Events
Sociology Seminar Series event led by Technology Economy and Society Cluster
Speaker: Professor Linsey McGoey
Abstract:
In a small town in rural Ohio called East Palestine, there’s a single bar. In this bar, you’ll often find reruns of Yellowstone playing on TV screens, signifying a type of rural resonance and pride at a time of deepening political polarization. This talk explores that rural resonance by drawing on theories of polarization, as well as qualitative research carried out in different Anglosphere nations. I explore the role of new and old technologies in fuelling different political attitudes during an era of widespread economic immiseration. I develop concepts such as ‘oracular power’ and ‘phantomwealth’ to theorize this interview data.

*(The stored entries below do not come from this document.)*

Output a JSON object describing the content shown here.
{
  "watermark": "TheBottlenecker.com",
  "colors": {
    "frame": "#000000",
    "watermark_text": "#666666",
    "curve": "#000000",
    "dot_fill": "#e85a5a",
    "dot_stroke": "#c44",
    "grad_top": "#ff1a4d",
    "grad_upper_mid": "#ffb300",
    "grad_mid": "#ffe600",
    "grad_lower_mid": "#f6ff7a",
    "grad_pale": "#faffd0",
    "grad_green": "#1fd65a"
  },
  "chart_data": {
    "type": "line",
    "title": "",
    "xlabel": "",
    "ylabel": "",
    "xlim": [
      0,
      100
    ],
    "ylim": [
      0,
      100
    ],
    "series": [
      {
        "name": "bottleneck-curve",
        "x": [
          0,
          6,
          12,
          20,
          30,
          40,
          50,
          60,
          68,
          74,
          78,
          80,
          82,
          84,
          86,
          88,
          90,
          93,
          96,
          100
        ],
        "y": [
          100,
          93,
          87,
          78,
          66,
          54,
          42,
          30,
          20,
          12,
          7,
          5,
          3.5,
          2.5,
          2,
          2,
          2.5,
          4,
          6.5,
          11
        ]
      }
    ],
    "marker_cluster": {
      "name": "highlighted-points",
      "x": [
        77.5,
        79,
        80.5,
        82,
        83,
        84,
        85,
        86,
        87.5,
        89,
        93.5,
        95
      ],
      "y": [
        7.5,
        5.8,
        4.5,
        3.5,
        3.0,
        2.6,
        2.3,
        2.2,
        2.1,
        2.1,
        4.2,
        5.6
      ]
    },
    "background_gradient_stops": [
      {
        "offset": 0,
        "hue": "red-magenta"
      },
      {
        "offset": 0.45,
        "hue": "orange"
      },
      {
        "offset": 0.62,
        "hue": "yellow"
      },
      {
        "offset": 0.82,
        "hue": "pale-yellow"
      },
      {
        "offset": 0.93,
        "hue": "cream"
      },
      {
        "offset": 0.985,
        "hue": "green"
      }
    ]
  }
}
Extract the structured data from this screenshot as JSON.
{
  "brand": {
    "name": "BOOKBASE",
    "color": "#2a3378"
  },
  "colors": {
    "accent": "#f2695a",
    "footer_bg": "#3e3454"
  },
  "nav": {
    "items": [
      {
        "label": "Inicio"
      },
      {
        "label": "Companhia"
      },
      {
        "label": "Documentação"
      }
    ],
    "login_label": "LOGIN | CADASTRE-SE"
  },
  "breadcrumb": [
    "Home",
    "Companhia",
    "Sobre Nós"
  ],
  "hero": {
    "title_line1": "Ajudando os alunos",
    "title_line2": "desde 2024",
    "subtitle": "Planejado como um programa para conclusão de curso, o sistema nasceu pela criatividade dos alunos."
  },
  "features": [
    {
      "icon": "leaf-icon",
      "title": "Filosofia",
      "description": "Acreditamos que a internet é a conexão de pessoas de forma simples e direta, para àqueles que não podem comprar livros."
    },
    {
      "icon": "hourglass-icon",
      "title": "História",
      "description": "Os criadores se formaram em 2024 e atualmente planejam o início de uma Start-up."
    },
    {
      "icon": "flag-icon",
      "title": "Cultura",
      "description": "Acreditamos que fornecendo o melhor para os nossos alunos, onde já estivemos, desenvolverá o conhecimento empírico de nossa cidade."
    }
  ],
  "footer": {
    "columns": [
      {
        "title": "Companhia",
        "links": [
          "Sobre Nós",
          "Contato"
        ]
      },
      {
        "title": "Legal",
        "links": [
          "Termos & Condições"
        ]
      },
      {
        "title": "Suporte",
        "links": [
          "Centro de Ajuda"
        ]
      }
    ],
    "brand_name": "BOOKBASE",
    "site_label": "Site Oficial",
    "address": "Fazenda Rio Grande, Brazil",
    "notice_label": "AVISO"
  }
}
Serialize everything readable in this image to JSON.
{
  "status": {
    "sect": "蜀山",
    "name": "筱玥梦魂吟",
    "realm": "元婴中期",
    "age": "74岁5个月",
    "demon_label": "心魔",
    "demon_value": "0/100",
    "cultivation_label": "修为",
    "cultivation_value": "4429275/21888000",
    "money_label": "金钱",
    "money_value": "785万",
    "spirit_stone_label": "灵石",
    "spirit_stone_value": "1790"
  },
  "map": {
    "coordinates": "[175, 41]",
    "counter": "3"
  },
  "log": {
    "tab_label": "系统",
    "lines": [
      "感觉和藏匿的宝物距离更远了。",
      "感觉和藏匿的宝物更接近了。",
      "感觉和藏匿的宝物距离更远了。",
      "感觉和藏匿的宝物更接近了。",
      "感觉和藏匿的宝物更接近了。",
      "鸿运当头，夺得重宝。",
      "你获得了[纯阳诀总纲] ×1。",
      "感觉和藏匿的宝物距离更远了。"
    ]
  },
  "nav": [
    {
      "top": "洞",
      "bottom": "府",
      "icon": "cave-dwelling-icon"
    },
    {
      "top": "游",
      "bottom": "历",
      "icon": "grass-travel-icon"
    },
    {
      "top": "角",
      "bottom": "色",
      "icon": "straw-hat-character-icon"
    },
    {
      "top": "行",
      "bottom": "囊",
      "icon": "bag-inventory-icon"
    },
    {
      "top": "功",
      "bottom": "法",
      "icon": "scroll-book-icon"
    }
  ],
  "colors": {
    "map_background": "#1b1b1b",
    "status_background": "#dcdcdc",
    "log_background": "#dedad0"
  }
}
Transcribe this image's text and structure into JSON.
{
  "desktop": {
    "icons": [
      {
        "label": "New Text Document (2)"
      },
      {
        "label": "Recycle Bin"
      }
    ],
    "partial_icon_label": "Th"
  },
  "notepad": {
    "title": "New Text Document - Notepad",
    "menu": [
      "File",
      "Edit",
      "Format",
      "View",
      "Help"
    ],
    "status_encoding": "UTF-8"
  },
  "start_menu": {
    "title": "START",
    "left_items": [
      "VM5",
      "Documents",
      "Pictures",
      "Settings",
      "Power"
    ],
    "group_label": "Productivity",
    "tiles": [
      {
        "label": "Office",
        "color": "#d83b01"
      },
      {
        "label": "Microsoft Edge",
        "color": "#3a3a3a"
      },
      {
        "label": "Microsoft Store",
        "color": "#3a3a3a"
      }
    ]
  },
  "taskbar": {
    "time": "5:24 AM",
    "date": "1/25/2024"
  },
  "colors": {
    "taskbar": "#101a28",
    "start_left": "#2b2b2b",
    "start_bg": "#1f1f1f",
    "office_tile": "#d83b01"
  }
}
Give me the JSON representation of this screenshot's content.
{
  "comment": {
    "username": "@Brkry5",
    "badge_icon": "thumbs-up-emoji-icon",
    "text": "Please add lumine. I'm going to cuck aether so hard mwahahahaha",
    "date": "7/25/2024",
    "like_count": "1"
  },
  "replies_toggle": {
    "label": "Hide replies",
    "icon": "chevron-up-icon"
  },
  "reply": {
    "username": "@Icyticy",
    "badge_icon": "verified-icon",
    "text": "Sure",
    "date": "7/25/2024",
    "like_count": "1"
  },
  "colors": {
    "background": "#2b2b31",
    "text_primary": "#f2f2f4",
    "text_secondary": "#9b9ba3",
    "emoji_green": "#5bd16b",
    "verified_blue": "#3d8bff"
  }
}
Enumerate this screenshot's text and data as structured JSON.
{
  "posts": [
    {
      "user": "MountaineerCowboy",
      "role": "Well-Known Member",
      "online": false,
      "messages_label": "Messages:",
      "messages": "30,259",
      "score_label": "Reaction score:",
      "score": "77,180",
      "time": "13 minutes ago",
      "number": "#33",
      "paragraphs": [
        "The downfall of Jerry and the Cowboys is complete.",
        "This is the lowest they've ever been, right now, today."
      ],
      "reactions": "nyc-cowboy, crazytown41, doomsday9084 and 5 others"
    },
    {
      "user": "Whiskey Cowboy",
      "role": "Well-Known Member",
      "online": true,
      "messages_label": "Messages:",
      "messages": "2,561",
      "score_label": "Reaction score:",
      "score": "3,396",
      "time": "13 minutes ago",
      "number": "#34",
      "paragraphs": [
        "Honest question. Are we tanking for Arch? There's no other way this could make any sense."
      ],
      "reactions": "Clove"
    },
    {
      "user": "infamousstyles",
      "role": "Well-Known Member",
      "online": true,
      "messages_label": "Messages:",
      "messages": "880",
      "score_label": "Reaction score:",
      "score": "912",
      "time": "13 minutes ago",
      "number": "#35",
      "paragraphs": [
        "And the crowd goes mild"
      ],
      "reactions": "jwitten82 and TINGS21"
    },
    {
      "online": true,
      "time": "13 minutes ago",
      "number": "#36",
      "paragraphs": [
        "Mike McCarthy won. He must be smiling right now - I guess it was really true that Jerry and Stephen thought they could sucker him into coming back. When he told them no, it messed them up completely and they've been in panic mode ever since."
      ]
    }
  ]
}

I also critically analyse various cornerstone terms used in the past to understand political discord and economic injustice, including the phrases ‘white ignorance’ and ‘racial capitalism’ and their limitations.
Linsey McGoey is professor of sociology at the University of Essex. She works across social theory, economic sociology and the epistemology of knowledge and ignorance. Books include No Such Thing as a Free Gift (Verso) and The Unknowers: How Strategic Ignorance Rules the World (Bloomsbury). Her next book, Judgment Machines: Oracular Power and the Making of Truth, is under contract with University of Toronto Press.